Kinsley continues, “The stock market leaves money on the table waiting for ‘private equity’ to swoop down and pick it up.” Depending on how literally one wants to read Kinsley, this could be considered a true statement. But the act of spotting and then “picking up” this (potential) value is, in fact, the process by which that market moves toward greater efficiency. What Kinsley misses in private equity’s swoop is the value added after the purchase. Once in the buyers’ control the vast majority of companies go through restructuring—a process that often is slow and laborious when the company is publicly held. Restructuring is based on a plan devised by those who acquire the stock. That accounts for the different prices: the value of assets does not flow from their mere physical nature but from ideas about how they might be used. Assets held under one set of ideas are not equal in value to the same assets held under another set. Someone with a keener imagination about a company’s potential is often able to buy the company at what later looks like a bargain price from someone with a less-keen imagination. There’s nothing suspect about that.
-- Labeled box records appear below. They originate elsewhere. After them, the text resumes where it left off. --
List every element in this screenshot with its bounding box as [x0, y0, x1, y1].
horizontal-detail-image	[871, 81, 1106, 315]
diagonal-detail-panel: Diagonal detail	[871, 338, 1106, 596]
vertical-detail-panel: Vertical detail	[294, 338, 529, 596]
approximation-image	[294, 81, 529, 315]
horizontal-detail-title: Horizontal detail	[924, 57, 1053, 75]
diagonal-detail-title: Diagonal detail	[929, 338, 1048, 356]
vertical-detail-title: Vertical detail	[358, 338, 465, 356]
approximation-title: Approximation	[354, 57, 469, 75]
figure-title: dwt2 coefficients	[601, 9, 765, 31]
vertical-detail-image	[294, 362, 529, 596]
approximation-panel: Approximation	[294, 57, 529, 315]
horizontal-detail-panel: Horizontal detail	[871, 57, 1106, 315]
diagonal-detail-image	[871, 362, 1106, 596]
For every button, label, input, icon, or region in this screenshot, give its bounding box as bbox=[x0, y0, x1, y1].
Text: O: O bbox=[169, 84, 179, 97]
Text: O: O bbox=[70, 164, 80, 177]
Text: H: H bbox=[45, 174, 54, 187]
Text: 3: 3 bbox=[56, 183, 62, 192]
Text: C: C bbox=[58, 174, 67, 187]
Is there value added in leveraged buyouts? One way to assess this is to look at the companies when they are reintroduced as IPOs (initial public offerings), a process known as a reversed leveraged buyout (RLBO). According to research by Josh Lerner of Harvard and Jerry Cao of Boston College, “Reverse LBOs appear to consistently outperform other IPOs and the stock market as a whole. The positive returns appear to be economically and statistically meaningful. Moreover, there is no evidence of a deterioration of returns over time, despite the growth of the buyout market: RLBOs performed strongly in the late 1980s, the mid-1990s, and the 2000s.” To reach these findings, Lerner and Cao analyzed 496 RLBOs between 1980 and 2002. Lerner says that his and Cao’s findings are “inconsistent with many of the claims in the press.” Perhaps they had a certain Post columnist in mind.

So once the fruit of the private-equity–led restructuring is allowed to ripen, we more often than not see that the process has yielded value for the company, for investors, and for the economy as a whole, which now has a more efficiently run company in its midst. Some in the press are quick (and right) to point out many of the unseemly practices of some private-equity groups, but it appears that these cases are isolated.

Moving beyond the evidence, let us suppose for a moment that Kinsley is correct, that markets can’t accurately price company shares and that private equity yields no benefits. What mechanism does Kinsley propose for getting prices “right”? On this point he is silent. It’s hard to image government regulators with better knowledge than market traders. No, it’s impossible. For all the faults of private equity, indeed, for all the faults of any human endeavor, it’s hard to see how handing power over to the corporatist state would help.

I’d like to return to two earlier statements Kinsley made in the piece. The first, as previously mentioned, is that some things “masquerade as capitalism at work and claim its virtues, but aren’t. . . .” Astoundingly, two sentences later, Kinsley remarks, “To all appearances, the stock market is capitalism operating under near-laboratory conditions.” Can he really mean the American stock market? The financial sector in the United States, despite what the media reports, is so highly regulated that it’s hard to term it private. This is not a tale of America ‘s most persecuted minority, but rather a more twisted saga of big business and big government in collusion. North Korea the American economy is not, but let’s not delude ourselves into thinking any aspect of our markets is laboratory-like.

Kinsley studied economics at Harvard, which perhaps explains his willingness to wade into economic and financial matters. But he obviously didn’t learn much about the economics of the stock market there, which indeed explains why this column was so dreadfully bad.